EUA desistem de aplacar Rússia e testam 4 mísseis nucleares de uma só vez

Por: Igor Gielow 

Após meses de uma moratória informal que visava manter a tensão nuclear baixa, ante diversas ameaças do Kremlin desde que a Guerra da Ucrânia começou, os Estados Unidos resolveram mudar de atitude e testaram quatro mísseis de uma só vez.

O lançamento ocorreu na sexta (17), segundo o Comando Estratégico dos EUA, e envolveu quatro Trident 2 D5LE, a versão modernizada do principal míssil nuclear naval americano. Eles foram disparados de um submarino de propulsão nuclear da classe Ohio perto da costa da Califórnia.

"Bom, eu acho que o período de comedimento nuclear da administração Biden acabou", escreveu no Twitter Hans Kristensen, chefe do Projeto de Informação Nuclear da Federação dos Cientistas Americanos, um dos maiores especialistas no tema no mundo.

O mais recente teste do tipo havia ocorrido em setembro passado. Em 2 de março, a Força Aérea dos EUA adiou o lançamento de um outro modelo, o ICBM (míssil balístico intercontinental, na sigla inglesa) Minuteman 3, que é lançado de silos terrestres. A alegação foi a tensão devido à guerra: ninguém queria enviar o sinal errado a Moscou.

Não que Vladimir Putin tenha compartilhado tal sensibilidade. Cinco dias antes do ataque ao vizinho, ocorrido em 24 de fevereiro, ele comandou um teste de mobilização e disparo de seus principais meios nucleares.

Três dias depois do começo da guerra, Putin assustou o mundo ao declarar que suas forças nucleares estavam em alerta máximo. Isso foi instrumento para reafirmar o que havia dito com poucos eufemismos desde o começo da ação: que a Otan (aliança militar ocidental) corria risco de sofrer um ataque nuclear se interviesse em favor da Ucrânia.

Ao longo da guerra, a carta nuclear foi puxada diversas vezes, ora por Putin, ora por outras autoridades russas. O fantasma da Terceira Guerra Mundial, invocado para evitar a ajuda ocidental a Kiev, ainda surte efeito: apesar de enviar armas pesadas, a Otan ainda é tímida na entrega de sistemas de longo alcance.

O presidente russo inclusive anunciou, nesta segunda (20), que o novo ICBM RS-28 Sarmat (Satã-2 no Ocidente) entrará em serviço no fim deste ano.
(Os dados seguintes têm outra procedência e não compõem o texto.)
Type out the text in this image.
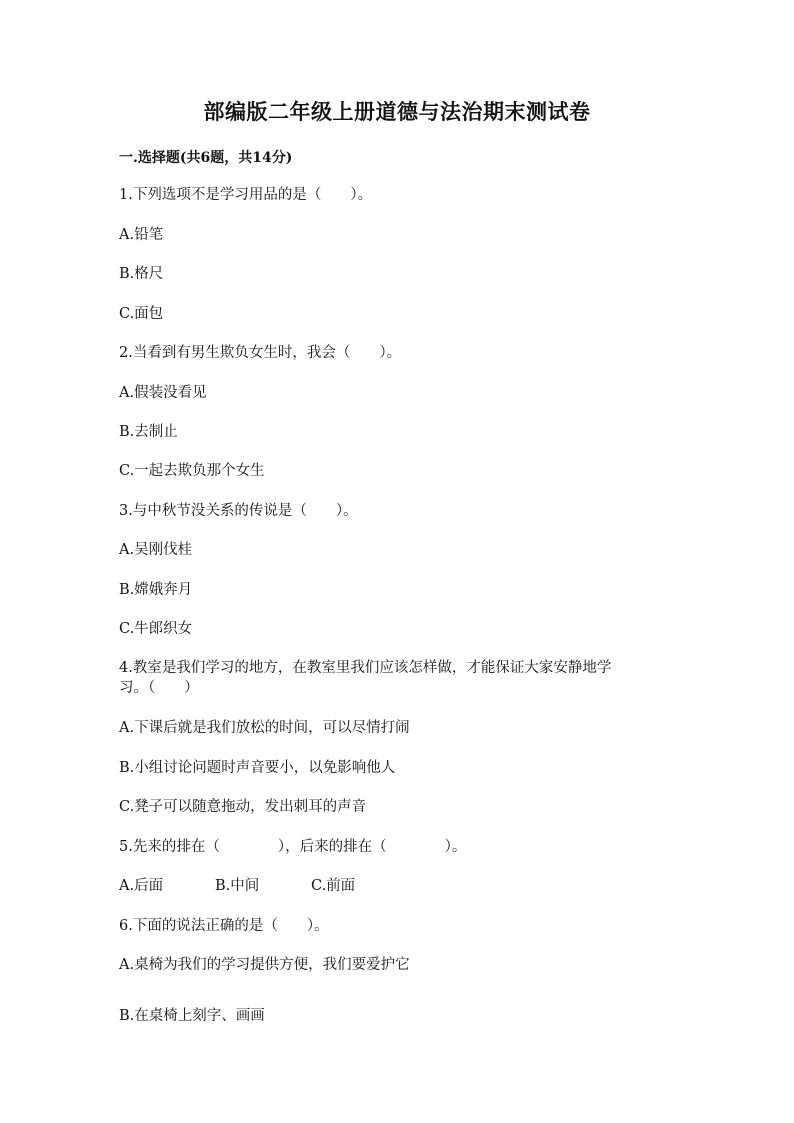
部编版二年级上册道德与法治期末测试卷
一.选择题(共6题，共14分)
1.下列选项不是学习用品的是（　　）。
A.铅笔
B.格尺
C.面包
2.当看到有男生欺负女生时，我会（　　）。
A.假装没看见
B.去制止
C.一起去欺负那个女生
3.与中秋节没关系的传说是（　　）。
A.吴刚伐桂
B.嫦娥奔月
C.牛郎织女
4.教室是我们学习的地方，在教室里我们应该怎样做，才能保证大家安静地学
习。（　　）
A.下课后就是我们放松的时间，可以尽情打闹
B.小组讨论问题时声音要小，以免影响他人
C.凳子可以随意拖动，发出刺耳的声音
5.先来的排在（　　　　），后来的排在（　　　　）。
A.后面	B.中间	C.前面
6.下面的说法正确的是（　　）。
A.桌椅为我们的学习提供方便，我们要爱护它
B.在桌椅上刻字、画画
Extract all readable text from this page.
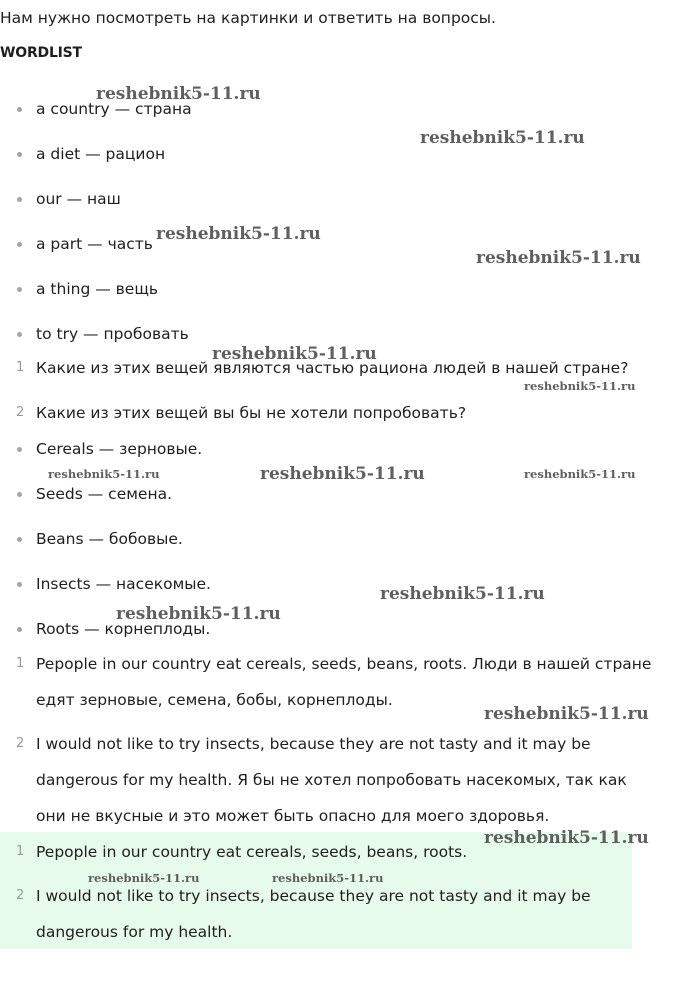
Нам нужно посмотреть на картинки и ответить на вопросы.
WORDLIST
a country — страна
a diet — рацион
our — наш
a part — часть
a thing — вещь
to try — пробовать
1 Какие из этих вещей являются частью рациона людей в нашей стране?
2 Какие из этих вещей вы бы не хотели попробовать?
Cereals — зерновые.
Seeds — семена.
Beans — бобовые.
Insects — насекомые.
Roots — корнеплоды.
1 Pepople in our country eat cereals, seeds, beans, roots. Люди в нашей стране едят зерновые, семена, бобы, корнеплоды.
2 I would not like to try insects, because they are not tasty and it may be dangerous for my health. Я бы не хотел попробовать насекомых, так как они не вкусные и это может быть опасно для моего здоровья.
1 Pepople in our country eat cereals, seeds, beans, roots.
2 I would not like to try insects, because they are not tasty and it may be dangerous for my health.
reshebnik5-11.ru
reshebnik5-11.ru
reshebnik5-11.ru
reshebnik5-11.ru
reshebnik5-11.ru
reshebnik5-11.ru
reshebnik5-11.ru	reshebnik5-11.ru	reshebnik5-11.ru
reshebnik5-11.ru
reshebnik5-11.ru
reshebnik5-11.ru
reshebnik5-11.ru
reshebnik5-11.ru	reshebnik5-11.ru
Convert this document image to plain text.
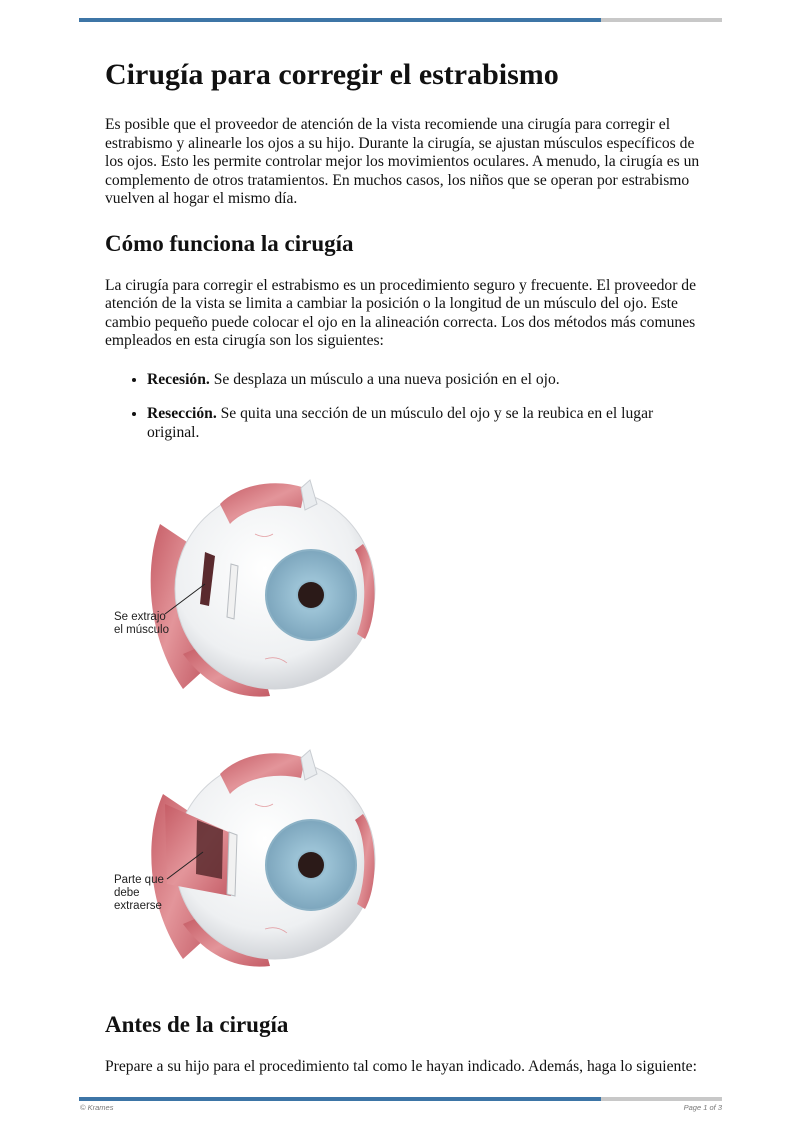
Cirugía para corregir el estrabismo

Es posible que el proveedor de atención de la vista recomiende una cirugía para corregir el estrabismo y alinearle los ojos a su hijo. Durante la cirugía, se ajustan músculos específicos de los ojos. Esto les permite controlar mejor los movimientos oculares. A menudo, la cirugía es un complemento de otros tratamientos. En muchos casos, los niños que se operan por estrabismo vuelven al hogar el mismo día.

Cómo funciona la cirugía

La cirugía para corregir el estrabismo es un procedimiento seguro y frecuente. El proveedor de atención de la vista se limita a cambiar la posición o la longitud de un músculo del ojo. Este cambio pequeño puede colocar el ojo en la alineación correcta. Los dos métodos más comunes empleados en esta cirugía son los siguientes:

• Recesión. Se desplaza un músculo a una nueva posición en el ojo.
• Resección. Se quita una sección de un músculo del ojo y se la reubica en el lugar original.
Se extrajo
el músculo
Parte que
debe
extraerse
Antes de la cirugía

Prepare a su hijo para el procedimiento tal como le hayan indicado. Además, haga lo siguiente:

© Krames	Page 1 of 3
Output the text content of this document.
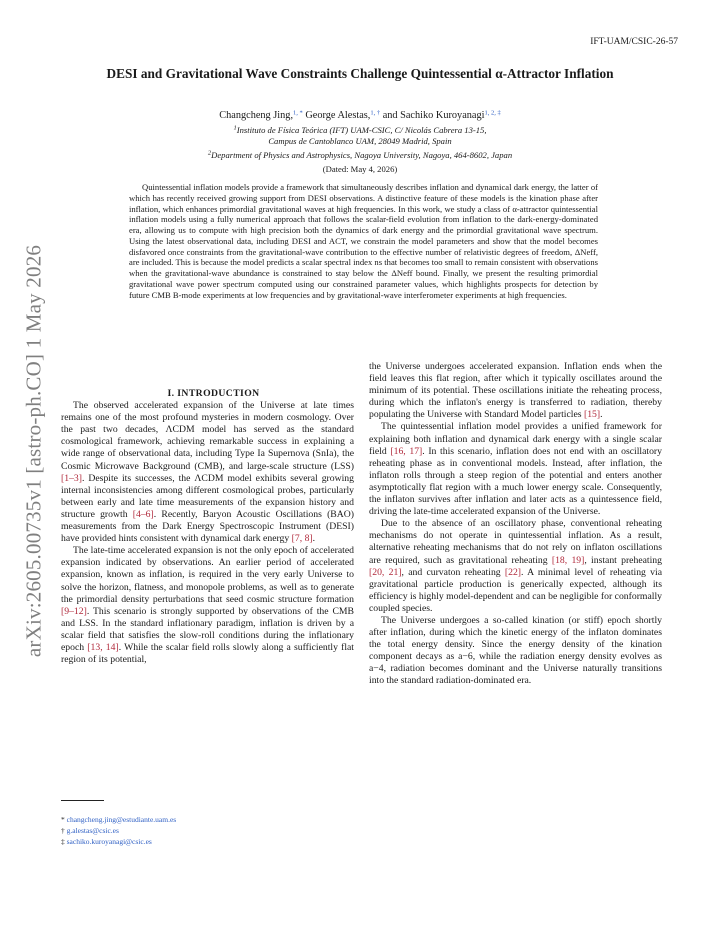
arXiv:2605.00735v1 [astro-ph.CO] 1 May 2026
IFT-UAM/CSIC-26-57
DESI and Gravitational Wave Constraints Challenge Quintessential α-Attractor Inflation
Changcheng Jing,$^{1, *}$ George Alestas,$^{1, \dagger}$ and Sachiko Kuroyanagi$^{1, 2, \ddagger}$
$^1$Instituto de Física Teórica (IFT) UAM-CSIC, C/ Nicolás Cabrera 13-15,
Campus de Cantoblanco UAM, 28049 Madrid, Spain
$^2$Department of Physics and Astrophysics, Nagoya University, Nagoya, 464-8602, Japan
(Dated: May 4, 2026)

Quintessential inflation models provide a framework that simultaneously describes inflation and dynamical dark energy, the latter of which has recently received growing support from DESI observations. A distinctive feature of these models is the kination phase after inflation, which enhances primordial gravitational waves at high frequencies. In this work, we study a class of α-attractor quintessential inflation models using a fully numerical approach that follows the scalar-field evolution from inflation to the dark-energy-dominated era, allowing us to compute with high precision both the dynamics of dark energy and the primordial gravitational wave spectrum. Using the latest observational data, including DESI and ACT, we constrain the model parameters and show that the model becomes disfavored once constraints from the gravitational-wave contribution to the effective number of relativistic degrees of freedom, ΔNeff, are included. This is because the model predicts a scalar spectral index ns that becomes too small to remain consistent with observations when the gravitational-wave abundance is constrained to stay below the ΔNeff bound. Finally, we present the resulting primordial gravitational wave power spectrum computed using our constrained parameter values, which highlights prospects for detection by future CMB B-mode experiments at low frequencies and by gravitational-wave interferometer experiments at high frequencies.

I. INTRODUCTION

The observed accelerated expansion of the Universe at late times remains one of the most profound mysteries in modern cosmology. Over the past two decades, ΛCDM model has served as the standard cosmological framework, achieving remarkable success in explaining a wide range of observational data, including Type Ia Supernova (SnIa), the Cosmic Microwave Background (CMB), and large-scale structure (LSS) [1–3]. Despite its successes, the ΛCDM model exhibits several growing internal inconsistencies among different cosmological probes, particularly between early and late time measurements of the expansion history and structure growth [4–6]. Recently, Baryon Acoustic Oscillations (BAO) measurements from the Dark Energy Spectroscopic Instrument (DESI) have provided hints consistent with dynamical dark energy [7, 8].

The late-time accelerated expansion is not the only epoch of accelerated expansion indicated by observations. An earlier period of accelerated expansion, known as inflation, is required in the very early Universe to solve the horizon, flatness, and monopole problems, as well as to generate the primordial density perturbations that seed cosmic structure formation [9–12]. This scenario is strongly supported by observations of the CMB and LSS. In the standard inflationary paradigm, inflation is driven by a scalar field that satisfies the slow-roll conditions during the inflationary epoch [13, 14]. While the scalar field rolls slowly along a sufficiently flat region of its potential,

the Universe undergoes accelerated expansion. Inflation ends when the field leaves this flat region, after which it typically oscillates around the minimum of its potential. These oscillations initiate the reheating process, during which the inflaton's energy is transferred to radiation, thereby populating the Universe with Standard Model particles [15].

The quintessential inflation model provides a unified framework for explaining both inflation and dynamical dark energy with a single scalar field [16, 17]. In this scenario, inflation does not end with an oscillatory reheating phase as in conventional models. Instead, after inflation, the inflaton rolls through a steep region of the potential and enters another asymptotically flat region with a much lower energy scale. Consequently, the inflaton survives after inflation and later acts as a quintessence field, driving the late-time accelerated expansion of the Universe.

Due to the absence of an oscillatory phase, conventional reheating mechanisms do not operate in quintessential inflation. As a result, alternative reheating mechanisms that do not rely on inflaton oscillations are required, such as gravitational reheating [18, 19], instant preheating [20, 21], and curvaton reheating [22]. A minimal level of reheating via gravitational particle production is generically expected, although its efficiency is highly model-dependent and can be negligible for conformally coupled species.

The Universe undergoes a so-called kination (or stiff) epoch shortly after inflation, during which the kinetic energy of the inflaton dominates the total energy density. Since the energy density of the kination component decays as a−6, while the radiation energy density evolves as a−4, radiation becomes dominant and the Universe naturally transitions into the standard radiation-dominated era.

* changcheng.jing@estudiante.uam.es
† g.alestas@csic.es
‡ sachiko.kuroyanagi@csic.es
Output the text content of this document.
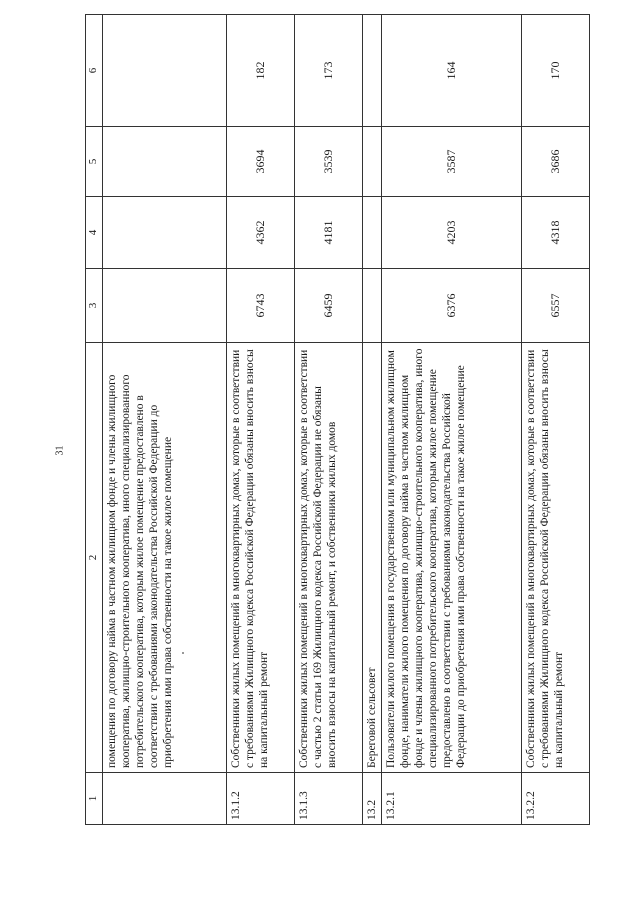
31
1	2	3	4	5	6
	помещения по договору найма в частном жилищном фонде и члены жилищного кооператива, жилищно-строительного кооператива, иного специализированного потребительского кооператива, которым жилое помещение предоставлено в соответствии с требованиями законодательства Российской Федерации до приобретения ими права собственности на такое жилое помещение				
13.1.2	Собственники жилых помещений в многоквартирных домах, которые в соответствии с требованиями Жилищного кодекса Российской Федерации обязаны вносить взносы на капитальный ремонт	6743	4362	3694	182
13.1.3	Собственники жилых помещений в многоквартирных домах, которые в соответствии с частью 2 статьи 169 Жилищного кодекса Российской Федерации не обязаны вносить взносы на капитальный ремонт, и собственники жилых домов	6459	4181	3539	173
13.2	Береговой сельсовет				
13.2.1	Пользователи жилого помещения в государственном или муниципальном жилищном фонде, наниматели жилого помещения по договору найма в частном жилищном фонде и члены жилищного кооператива, жилищно-строительного кооператива, иного специализированного потребительского кооператива, которым жилое помещение предоставлено в соответствии с требованиями законодательства Российской Федерации до приобретения ими права собственности на такое жилое помещение	6376	4203	3587	164
13.2.2	Собственники жилых помещений в многоквартирных домах, которые в соответствии с требованиями Жилищного кодекса Российской Федерации обязаны вносить взносы на капитальный ремонт	6557	4318	3686	170
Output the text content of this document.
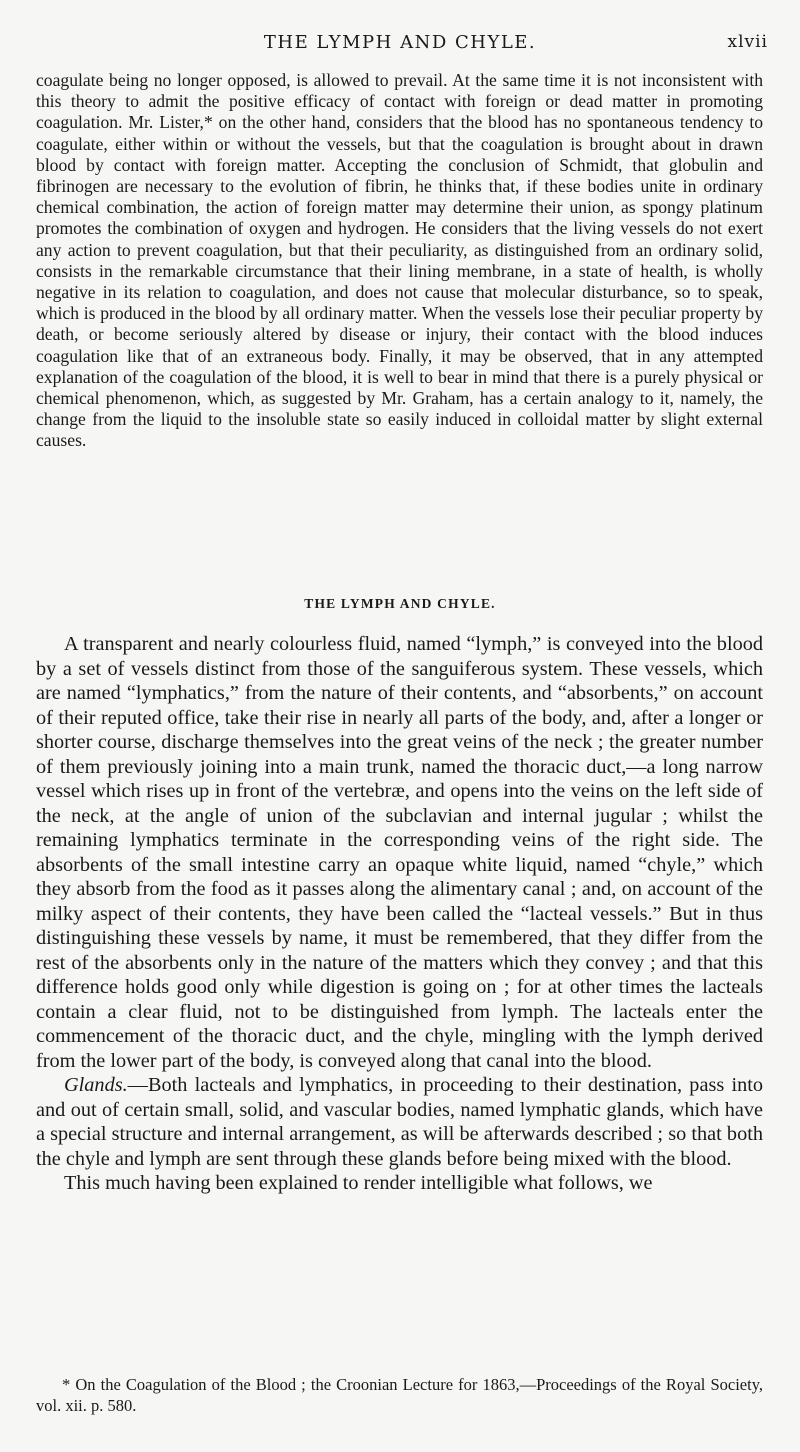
THE LYMPH AND CHYLE.	xlvii

coagulate being no longer opposed, is allowed to prevail. At the same time it is not inconsistent with this theory to admit the positive efficacy of contact with foreign or dead matter in promoting coagulation. Mr. Lister,* on the other hand, considers that the blood has no spontaneous tendency to coagulate, either within or without the vessels, but that the coagulation is brought about in drawn blood by contact with foreign matter. Accepting the conclusion of Schmidt, that globulin and fibrinogen are necessary to the evolution of fibrin, he thinks that, if these bodies unite in ordinary chemical combination, the action of foreign matter may determine their union, as spongy platinum promotes the combination of oxygen and hydrogen. He considers that the living vessels do not exert any action to prevent coagulation, but that their peculiarity, as distinguished from an ordinary solid, consists in the remarkable circumstance that their lining membrane, in a state of health, is wholly negative in its relation to coagulation, and does not cause that molecular disturbance, so to speak, which is produced in the blood by all ordinary matter. When the vessels lose their peculiar property by death, or become seriously altered by disease or injury, their contact with the blood induces coagulation like that of an extraneous body. Finally, it may be observed, that in any attempted explanation of the coagulation of the blood, it is well to bear in mind that there is a purely physical or chemical phenomenon, which, as suggested by Mr. Graham, has a certain analogy to it, namely, the change from the liquid to the insoluble state so easily induced in colloidal matter by slight external causes.

THE LYMPH AND CHYLE.

A transparent and nearly colourless fluid, named “lymph,” is conveyed into the blood by a set of vessels distinct from those of the sanguiferous system. These vessels, which are named “lymphatics,” from the nature of their contents, and “absorbents,” on account of their reputed office, take their rise in nearly all parts of the body, and, after a longer or shorter course, discharge themselves into the great veins of the neck ; the greater number of them previously joining into a main trunk, named the thoracic duct,—a long narrow vessel which rises up in front of the vertebræ, and opens into the veins on the left side of the neck, at the angle of union of the subclavian and internal jugular ; whilst the remaining lymphatics terminate in the corresponding veins of the right side. The absorbents of the small intestine carry an opaque white liquid, named “chyle,” which they absorb from the food as it passes along the alimentary canal ; and, on account of the milky aspect of their contents, they have been called the “lacteal vessels.” But in thus distinguishing these vessels by name, it must be remembered, that they differ from the rest of the absorbents only in the nature of the matters which they convey ; and that this difference holds good only while digestion is going on ; for at other times the lacteals contain a clear fluid, not to be distinguished from lymph. The lacteals enter the commencement of the thoracic duct, and the chyle, mingling with the lymph derived from the lower part of the body, is conveyed along that canal into the blood.

Glands.—Both lacteals and lymphatics, in proceeding to their destination, pass into and out of certain small, solid, and vascular bodies, named lymphatic glands, which have a special structure and internal arrangement, as will be afterwards described ; so that both the chyle and lymph are sent through these glands before being mixed with the blood.

This much having been explained to render intelligible what follows, we

* On the Coagulation of the Blood ; the Croonian Lecture for 1863,—Proceedings of the Royal Society, vol. xii. p. 580.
Ele foi testado com sucesso, e devida propaganda, no fim de abril.

Não que esses testes tenham pego totalmente de surpresa os rivais: eles têm de ser informados sob o Novo Start, o último acordo de controle de armas nucleares ainda em vigor.

Após o então presidente Donald Trump deixar dois outros tratados do gênero, ele quase caducou, mas foi estendido por Joe Biden e Putin.

EUA e Rússia concentram cerca de 90% das mais de 13 mil ogivas nucleares no mundo. Dessas, cada país mantém até 1.650 do tipo estratégico, aquelas mais potentes a serem usadas para mudar o rumo de conflitos, operacionais –ou seja, prontas para uso em silos, submarinos ou bombardeiros.

O Trident 2 responde por cerca de 70% dessa força operacional americana. Cada míssil carrega até 8 ogivas independentes de 475 quilotons (31 vezes mais potente que a bomba de Hiroshima) ou até 14 de menor potência, 90 quilotons. Hoje, cada um dos 14 submarinos da classe Ohio carrega de 20 a 24 mísseis, número que cai a 16 nos modelos também de propulsão nuclear britânicos da classe Vanguard, que também operam os Trident.

Eles também podem levar as novas armas encomendadas por Trump, ogivas táticas de 5 quilotons, teoricamente limitadas a alvos militares restritos. Nenhum especialista nuclear concorda, contudo, que o eventual uso de uma arma tática, como se especula que Putin poderia fazer na Ucrânia, acabaria por aí.

Tudo isso ocorre na semana em que está sendo discutido em Viena o TPAN (Tratado de Proibição de Armas Nucleares), um acordo já assinado por 86 países, mas só ratificado por 62 -o Brasil ainda não o fez. Como seria previsível, as potências nucleares não aderiram.